I believe we should shamelessly embrace our cultural balkanization, or to put it more gently, our cultural federalism. It is nowhere written that a person ought to feel equally at home in every nook and cranny of the state she calls home. If there is a deep sense of patriotism available to us Americans, it will have to be based in local soil.

Edmund Burke, the 18th-century British statesman and philosophical father of modern conservatism, defended a sort of micro-patriotism by arguing that loyalty to our “little platoons”—things like family, region, religion, class—is in fact the “germ” of wider public affections, which ought gradually to grow to embrace our entire nation, and then all of mankind. According to Burke, these smaller loyalties come relatively easily. Love for things like nation and humanity do not.
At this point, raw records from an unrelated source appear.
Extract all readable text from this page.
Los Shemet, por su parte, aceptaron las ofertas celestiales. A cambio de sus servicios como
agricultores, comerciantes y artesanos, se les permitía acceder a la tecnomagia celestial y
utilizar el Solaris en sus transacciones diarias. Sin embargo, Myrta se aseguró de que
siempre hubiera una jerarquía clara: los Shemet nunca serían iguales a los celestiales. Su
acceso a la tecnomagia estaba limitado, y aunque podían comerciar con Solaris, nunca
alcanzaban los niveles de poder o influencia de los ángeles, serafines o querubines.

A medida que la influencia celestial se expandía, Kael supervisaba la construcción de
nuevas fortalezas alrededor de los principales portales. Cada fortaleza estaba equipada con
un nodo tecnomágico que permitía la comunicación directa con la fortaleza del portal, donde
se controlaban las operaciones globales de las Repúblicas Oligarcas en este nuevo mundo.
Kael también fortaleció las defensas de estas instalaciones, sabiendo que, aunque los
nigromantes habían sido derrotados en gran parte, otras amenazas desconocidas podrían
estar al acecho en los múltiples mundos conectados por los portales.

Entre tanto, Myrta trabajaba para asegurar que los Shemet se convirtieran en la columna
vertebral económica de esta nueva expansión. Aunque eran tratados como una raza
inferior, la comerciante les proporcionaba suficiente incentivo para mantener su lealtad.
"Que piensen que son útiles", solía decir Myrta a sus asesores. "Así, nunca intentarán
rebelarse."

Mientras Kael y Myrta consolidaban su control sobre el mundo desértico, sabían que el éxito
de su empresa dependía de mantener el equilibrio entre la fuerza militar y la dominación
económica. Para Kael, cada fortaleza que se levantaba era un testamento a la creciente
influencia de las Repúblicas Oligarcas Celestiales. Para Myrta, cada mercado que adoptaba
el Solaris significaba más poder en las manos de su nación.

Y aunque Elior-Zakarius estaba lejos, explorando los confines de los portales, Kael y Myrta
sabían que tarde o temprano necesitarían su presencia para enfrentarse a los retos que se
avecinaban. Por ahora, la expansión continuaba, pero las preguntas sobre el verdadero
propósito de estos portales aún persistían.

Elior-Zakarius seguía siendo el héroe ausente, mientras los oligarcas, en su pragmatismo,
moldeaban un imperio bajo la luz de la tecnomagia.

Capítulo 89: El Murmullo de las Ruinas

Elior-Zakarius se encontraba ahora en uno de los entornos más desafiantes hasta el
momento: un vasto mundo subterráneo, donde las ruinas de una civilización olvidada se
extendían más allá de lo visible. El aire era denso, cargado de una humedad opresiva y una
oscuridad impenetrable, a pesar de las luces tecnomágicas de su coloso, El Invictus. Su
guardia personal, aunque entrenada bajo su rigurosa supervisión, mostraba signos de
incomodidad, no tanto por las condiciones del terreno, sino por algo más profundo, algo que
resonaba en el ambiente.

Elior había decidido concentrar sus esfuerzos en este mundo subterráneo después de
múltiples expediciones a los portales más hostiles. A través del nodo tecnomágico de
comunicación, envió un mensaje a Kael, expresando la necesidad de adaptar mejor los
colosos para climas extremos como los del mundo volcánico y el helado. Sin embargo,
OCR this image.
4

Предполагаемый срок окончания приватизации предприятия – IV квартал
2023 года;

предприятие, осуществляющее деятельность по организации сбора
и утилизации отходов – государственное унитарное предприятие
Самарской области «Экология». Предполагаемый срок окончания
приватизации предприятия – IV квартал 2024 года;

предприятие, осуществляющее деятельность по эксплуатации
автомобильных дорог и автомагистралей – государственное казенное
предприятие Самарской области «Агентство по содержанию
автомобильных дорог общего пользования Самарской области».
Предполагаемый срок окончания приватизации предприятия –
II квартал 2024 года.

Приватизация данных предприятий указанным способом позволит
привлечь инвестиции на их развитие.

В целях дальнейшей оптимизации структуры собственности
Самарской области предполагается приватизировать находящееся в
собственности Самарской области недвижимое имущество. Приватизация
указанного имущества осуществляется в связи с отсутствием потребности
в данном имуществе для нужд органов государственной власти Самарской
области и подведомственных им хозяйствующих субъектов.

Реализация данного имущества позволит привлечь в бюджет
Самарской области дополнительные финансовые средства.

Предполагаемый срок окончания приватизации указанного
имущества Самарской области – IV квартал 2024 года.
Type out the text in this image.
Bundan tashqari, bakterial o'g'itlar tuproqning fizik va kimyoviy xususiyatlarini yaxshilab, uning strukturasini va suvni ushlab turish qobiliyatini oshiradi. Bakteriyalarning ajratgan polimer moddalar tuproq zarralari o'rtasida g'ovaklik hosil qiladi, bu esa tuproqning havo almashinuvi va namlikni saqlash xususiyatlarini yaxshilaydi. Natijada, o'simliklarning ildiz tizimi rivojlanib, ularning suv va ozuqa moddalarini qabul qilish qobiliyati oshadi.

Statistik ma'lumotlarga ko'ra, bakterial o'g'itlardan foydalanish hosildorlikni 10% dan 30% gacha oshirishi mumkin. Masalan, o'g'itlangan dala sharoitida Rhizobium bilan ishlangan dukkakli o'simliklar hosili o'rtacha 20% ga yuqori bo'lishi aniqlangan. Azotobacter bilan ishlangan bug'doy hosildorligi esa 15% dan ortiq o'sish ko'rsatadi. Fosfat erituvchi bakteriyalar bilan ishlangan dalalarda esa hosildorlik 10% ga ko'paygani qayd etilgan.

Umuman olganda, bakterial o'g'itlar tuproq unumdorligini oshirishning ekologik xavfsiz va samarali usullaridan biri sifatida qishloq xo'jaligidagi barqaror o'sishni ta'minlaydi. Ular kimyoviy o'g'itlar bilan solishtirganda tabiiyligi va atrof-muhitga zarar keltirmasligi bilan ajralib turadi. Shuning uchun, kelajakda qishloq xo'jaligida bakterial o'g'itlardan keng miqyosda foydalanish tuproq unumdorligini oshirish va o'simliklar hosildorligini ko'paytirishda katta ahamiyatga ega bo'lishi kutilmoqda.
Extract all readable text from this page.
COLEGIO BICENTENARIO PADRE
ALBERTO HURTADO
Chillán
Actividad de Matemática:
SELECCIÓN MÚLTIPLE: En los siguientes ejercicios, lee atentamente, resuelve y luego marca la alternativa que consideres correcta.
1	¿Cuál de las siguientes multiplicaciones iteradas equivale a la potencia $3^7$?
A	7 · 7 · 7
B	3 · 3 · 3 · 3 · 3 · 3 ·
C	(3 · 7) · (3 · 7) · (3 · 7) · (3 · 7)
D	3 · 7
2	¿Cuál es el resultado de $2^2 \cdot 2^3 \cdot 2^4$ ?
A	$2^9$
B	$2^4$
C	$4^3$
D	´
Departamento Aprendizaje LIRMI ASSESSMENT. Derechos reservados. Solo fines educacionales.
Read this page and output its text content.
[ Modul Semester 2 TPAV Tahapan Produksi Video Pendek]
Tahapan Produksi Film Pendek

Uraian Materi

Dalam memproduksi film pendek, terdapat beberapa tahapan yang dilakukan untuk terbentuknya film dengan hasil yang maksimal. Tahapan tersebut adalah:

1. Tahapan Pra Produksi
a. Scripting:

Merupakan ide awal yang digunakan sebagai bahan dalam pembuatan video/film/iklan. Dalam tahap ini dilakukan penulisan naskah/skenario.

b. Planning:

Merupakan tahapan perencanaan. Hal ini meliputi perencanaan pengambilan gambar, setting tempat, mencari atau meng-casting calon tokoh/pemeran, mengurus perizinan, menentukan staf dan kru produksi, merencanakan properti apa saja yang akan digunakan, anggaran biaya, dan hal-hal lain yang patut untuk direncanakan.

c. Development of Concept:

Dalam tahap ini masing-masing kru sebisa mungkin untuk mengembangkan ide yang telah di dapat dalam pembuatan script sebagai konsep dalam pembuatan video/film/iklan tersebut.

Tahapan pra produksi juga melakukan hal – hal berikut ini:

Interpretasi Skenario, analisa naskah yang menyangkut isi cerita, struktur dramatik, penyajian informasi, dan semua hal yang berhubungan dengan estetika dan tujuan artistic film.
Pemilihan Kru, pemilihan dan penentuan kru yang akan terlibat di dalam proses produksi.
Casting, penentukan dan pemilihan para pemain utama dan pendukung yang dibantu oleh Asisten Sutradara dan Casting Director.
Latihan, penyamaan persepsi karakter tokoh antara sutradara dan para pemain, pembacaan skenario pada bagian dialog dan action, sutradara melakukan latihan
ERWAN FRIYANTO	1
They must be cultivated over time.

Maybe he’s right, and local patriotisms are defensible chiefly as rungs on the ladder of patriotic ascent. I suspect they’re defensible in their own right, but either way, I’d add that the thinness of American identity means becoming a nation-level patriot here is not so different from learning to love all of humanity: a herculean task, a life’s work, while surely one worth pursuing. If we follow Burke, we have our climbing orders, and they are steep.

But I, for one, am weak, selfish, and smug, so I’ll start my climb low: standing on the same roof deck this Fourth of July, pretending to like fireworks, and trying my best to despise the Beacon Hill bro’s a little less than I did last year.

Ian Marcus Corbin is an Art Consultant at Axelle Galerie in Boston, and a Ph.D. candidate at Boston College.